Шрифт:
Интервал:
Закладка:
— Что же мне делать с тобой, Фанни? Отослать обратно к Клейборнихе и велеть, чтобы она тебя выпорола за непокорство?
Девушка стоит молча и неподвижно; её, как видно, не удивило, что мистер Бартоломью называет её Фанни, а не Луиза, как Фартинг.
— Не затем ли я тебя нанял, чтобы ты доставляла мне всяческие удовольствия?
— Затем, сэр.
— На всякий бы лад доставляла — и на французский, и на итальянский. Явила бы все свои срамные ухватки.
Девушка молчит.
— Стыдливость пристала тебе не больше, чем навозной куче шёлковый убор. Сколько мужчин предавалось с тобой блуду за последние шесть месяцев?
— Не знаю, сэр.
— И как именно предавались, тоже не знаешь? Прежде чем мы с Клейборнихой ударили по рукам, я всё про тебя выспросил. Даже французская болезнь гнушается твоим шелудивым телом. — Он внимательно смотрит на девушку. — Сколько ни есть в Лондоне охочих до греческой любви, каждому ты позволяла с собой содомничать. Даже рядилась в мужское платье, утоляя их похоть. — Снова испытующий взгляд. — Отвечай же. Так или нет?
— Да, я рядилась в мужское платье, сэр.
— Ну так гореть тебе за это в геенне огненной.
— Я буду гореть не одна, сэр.
— Только тебя-то опалит поболе других, ибо на тебе грехи их. Уж не мнишь ли ты, что Господь равно наказует и падших, и тех, кто привёл их к падению? Что Он не делает различия между слабодушием Адама и злокозненностью Евы?
— Я, сэр, того не разумею.
— А я тебе растолкую. И то ещё растолкую, что деньги за тебя уплачены, и хочешь ты или не хочешь, но отработаешь сполна. Статочное ли дело, чтобы наёмная кляча указывала ездоку?
— Я вам, сэр, во всём покорствую.
— Для видимости. Но строптивость твоя временами проглядывает столь же ясно, как и твоя нагая грудь. Или ты думаешь, что я слеп и не приметил твоего взгляда там, у брода?

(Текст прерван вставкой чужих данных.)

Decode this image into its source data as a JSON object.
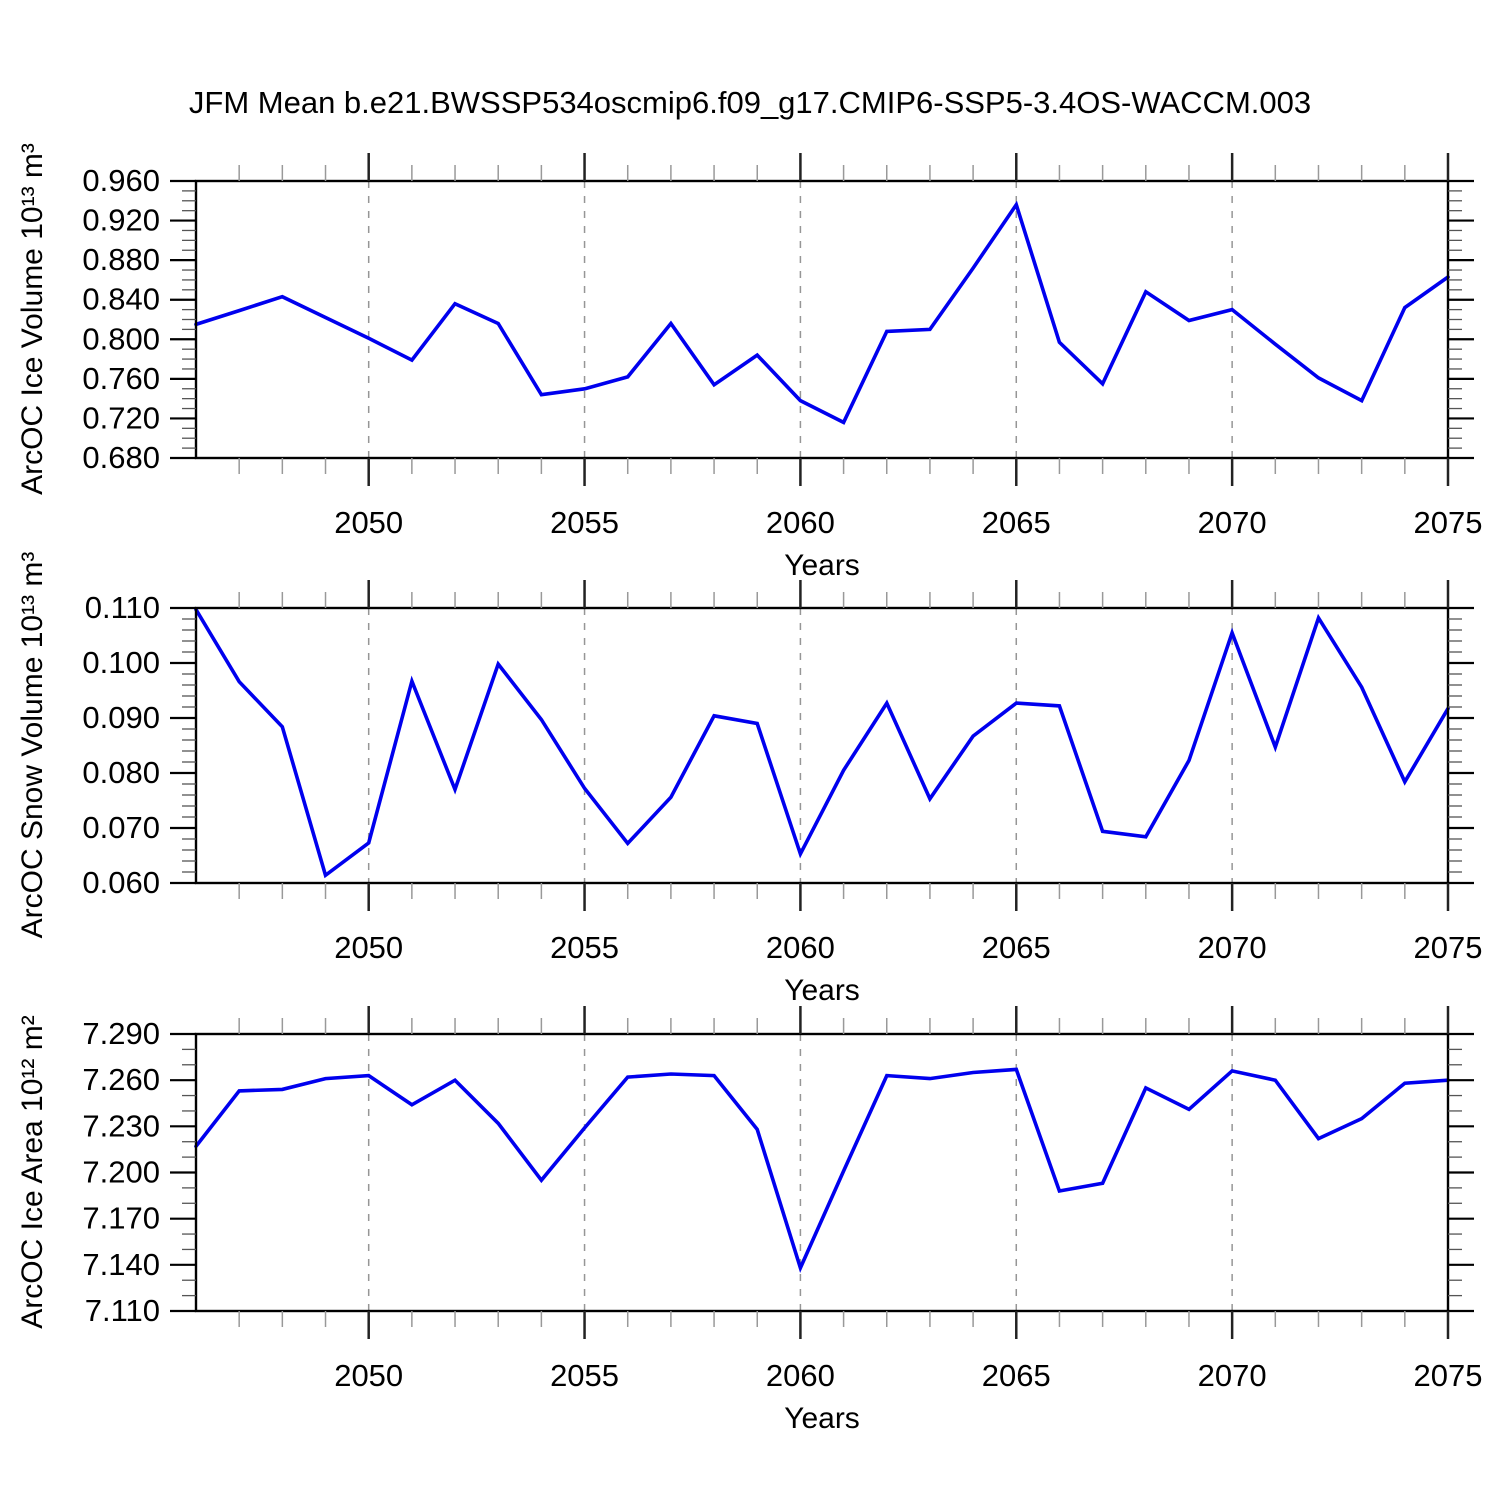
{
  "title": "JFM Mean b.e21.BWSSP534oscmip6.f09_g17.CMIP6-SSP5-3.4OS-WACCM.003",
  "x_axis": {
    "label": "Years",
    "range": [
      2046,
      2075
    ],
    "major_ticks": [
      2050,
      2055,
      2060,
      2065,
      2070,
      2075
    ],
    "minor_tick_step": 1,
    "gridlines": [
      2050,
      2055,
      2060,
      2065,
      2070
    ]
  },
  "style": {
    "line_color": "#0000EE",
    "gridline_color": "#969696",
    "axis_color": "#000000",
    "x_minor_tick_color": "#999999",
    "y_minor_tick_color": "#555555"
  },
  "chart_data": [
    {
      "type": "line",
      "name": "arcoc-ice-volume",
      "ylabel": "ArcOC Ice Volume 10¹³ m³",
      "xlabel": "Years",
      "ylim": [
        0.68,
        0.96
      ],
      "ytick_step": 0.04,
      "minor_ytick_step": 0.01,
      "grid": "x-dashed",
      "legend": "none",
      "x": [
        2046,
        2047,
        2048,
        2049,
        2050,
        2051,
        2052,
        2053,
        2054,
        2055,
        2056,
        2057,
        2058,
        2059,
        2060,
        2061,
        2062,
        2063,
        2064,
        2065,
        2066,
        2067,
        2068,
        2069,
        2070,
        2071,
        2072,
        2073,
        2074,
        2075
      ],
      "values": [
        0.815,
        0.829,
        0.843,
        0.822,
        0.801,
        0.779,
        0.836,
        0.816,
        0.744,
        0.75,
        0.762,
        0.816,
        0.754,
        0.784,
        0.738,
        0.716,
        0.808,
        0.81,
        0.872,
        0.936,
        0.797,
        0.755,
        0.848,
        0.819,
        0.83,
        0.795,
        0.761,
        0.738,
        0.832,
        0.863
      ]
    },
    {
      "type": "line",
      "name": "arcoc-snow-volume",
      "ylabel": "ArcOC Snow Volume 10¹³ m³",
      "xlabel": "Years",
      "ylim": [
        0.06,
        0.11
      ],
      "ytick_step": 0.01,
      "minor_ytick_step": 0.002,
      "grid": "x-dashed",
      "legend": "none",
      "x": [
        2046,
        2047,
        2048,
        2049,
        2050,
        2051,
        2052,
        2053,
        2054,
        2055,
        2056,
        2057,
        2058,
        2059,
        2060,
        2061,
        2062,
        2063,
        2064,
        2065,
        2066,
        2067,
        2068,
        2069,
        2070,
        2071,
        2072,
        2073,
        2074,
        2075
      ],
      "values": [
        0.1097,
        0.0966,
        0.0884,
        0.0614,
        0.0673,
        0.0967,
        0.077,
        0.0998,
        0.0897,
        0.0772,
        0.0672,
        0.0756,
        0.0904,
        0.089,
        0.0653,
        0.0805,
        0.0927,
        0.0753,
        0.0867,
        0.0927,
        0.0922,
        0.0694,
        0.0684,
        0.0823,
        0.1055,
        0.0847,
        0.1082,
        0.0956,
        0.0784,
        0.0917
      ]
    },
    {
      "type": "line",
      "name": "arcoc-ice-area",
      "ylabel": "ArcOC Ice Area 10¹² m²",
      "xlabel": "Years",
      "ylim": [
        7.11,
        7.29
      ],
      "ytick_step": 0.03,
      "minor_ytick_step": 0.01,
      "grid": "x-dashed",
      "legend": "none",
      "x": [
        2046,
        2047,
        2048,
        2049,
        2050,
        2051,
        2052,
        2053,
        2054,
        2055,
        2056,
        2057,
        2058,
        2059,
        2060,
        2061,
        2062,
        2063,
        2064,
        2065,
        2066,
        2067,
        2068,
        2069,
        2070,
        2071,
        2072,
        2073,
        2074,
        2075
      ],
      "values": [
        7.217,
        7.253,
        7.254,
        7.261,
        7.263,
        7.244,
        7.26,
        7.232,
        7.195,
        7.229,
        7.262,
        7.264,
        7.263,
        7.228,
        7.138,
        7.201,
        7.263,
        7.261,
        7.265,
        7.267,
        7.188,
        7.193,
        7.255,
        7.241,
        7.266,
        7.26,
        7.222,
        7.235,
        7.258,
        7.26
      ]
    }
  ]
}
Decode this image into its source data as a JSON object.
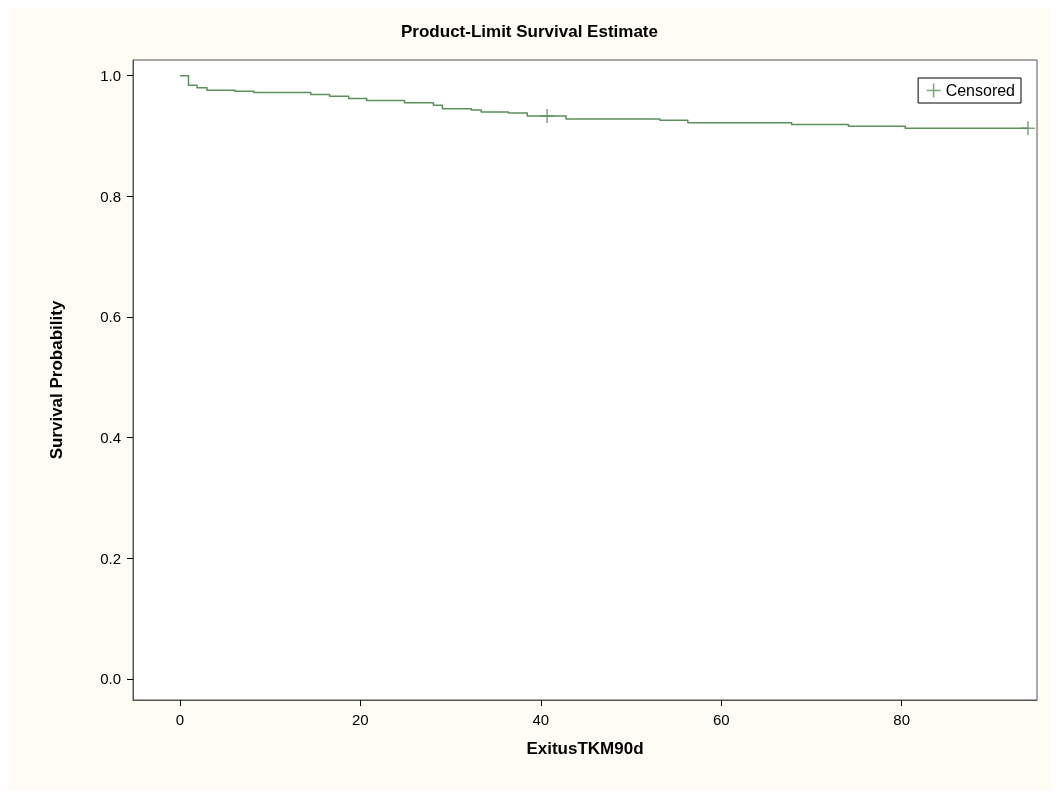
{
  "chart_data": {
    "type": "step",
    "title": "Product-Limit Survival Estimate",
    "xlabel": "ExitusTKM90d",
    "ylabel": "Survival Probability",
    "series": [
      {
        "color": "#5b8f5b",
        "x": [
          0,
          0.95,
          1.9,
          3.0,
          6.1,
          8.2,
          14.5,
          16.6,
          18.7,
          20.7,
          24.9,
          28.1,
          29.1,
          32.3,
          33.4,
          36.4,
          38.5,
          42.8,
          53.2,
          56.3,
          67.8,
          74.1,
          80.4,
          94
        ],
        "values": [
          1.0,
          0.984,
          0.98,
          0.976,
          0.974,
          0.972,
          0.969,
          0.966,
          0.962,
          0.959,
          0.955,
          0.951,
          0.945,
          0.943,
          0.94,
          0.938,
          0.933,
          0.928,
          0.926,
          0.922,
          0.919,
          0.916,
          0.913,
          0.913
        ]
      },
      {
        "type": "scatter",
        "name": "Censored",
        "color": "#5b8f5b",
        "marker": "cross",
        "x": [
          40.7,
          94
        ],
        "values": [
          0.933,
          0.913
        ]
      }
    ],
    "xlim": [
      -5.2,
      95
    ],
    "xticks": [
      0,
      20,
      40,
      60,
      80
    ],
    "ylim": [
      -0.035,
      1.026
    ],
    "yticks": [
      {
        "value": 0,
        "label": "0.0"
      },
      0.2,
      0.4,
      0.6,
      0.8,
      {
        "value": 1,
        "label": "1.0"
      }
    ],
    "grid": false,
    "legend": "top right"
  }
}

— Всего-то навсего взгляд, сэр!
— А пучок цветов под носом — всего-навсего фиалки?
— Да, сэр.
— Лживая тварь!
— Нет, сэр!
— То-то что «да, сэр». Я догадался, к чему этот взгляд, что за смрад источали твои треклятые фиалки.
— Просто они мне приглянулись, сэр. У меня и в мыслях не было ничего дурного.
— И ты можешь в том поклясться?
— Да, сэр.
— Преклони колена. Вот здесь. — Мистер Бартоломью указывает на пол, на место возле скамьи.
Помедлив мгновение, девушка подходит к нему, опускается на колени и склоняет голову.
— Не прячь глаза.
Девушка поднимает голову, взгляд её карих глаз устремлён в его серые.
— Повторяй за мной: «Я публичная девка».
— Я публичная девка.
— «Отданная вам внаймы».
— Отданная вам внаймы.
— «Дабы услужать вам во всём».
— Дабы услужать вам во всём.
— «Я дщерь Евы и всех её грехов».
— Я дщерь Евы.
— «И всех её грехов».
— И всех её грехов.
— «И повинна в своенравии».
— И повинна в своенравии.
— «От коего отныне отступаюсь».
— От коего отныне отступаюсь.
— «И в том клянусь».
— И в том клянусь.
— «А нарушу зарок — да поглотит меня геенна огненная».
— Геенна огненная.
Мистер Бартоломью не отрываясь смотрит в глаза девушки. В лице этого человека с бритой головой проступает что-то демоническое. Нет, лицо не пышет яростью или страстью — напротив, от него веет холодом и полнейшим безразличием к жалкому созданью, стоящему перед ним на коленях. Так обнаруживается одна доселе скрытая черта его натуры — садизм (при том что маркизу де Саду предстоит родиться в тёмных лабиринтах истории лишь четыре года спустя). Черта столь же неестественная, что и едкий запах палёной кожи и бумаги, наполняющий комнату. Если б понадобилось изобразить лицо, которому чуждо всякое человеческое чувство, более верного — ужасающе верного — образца не найти.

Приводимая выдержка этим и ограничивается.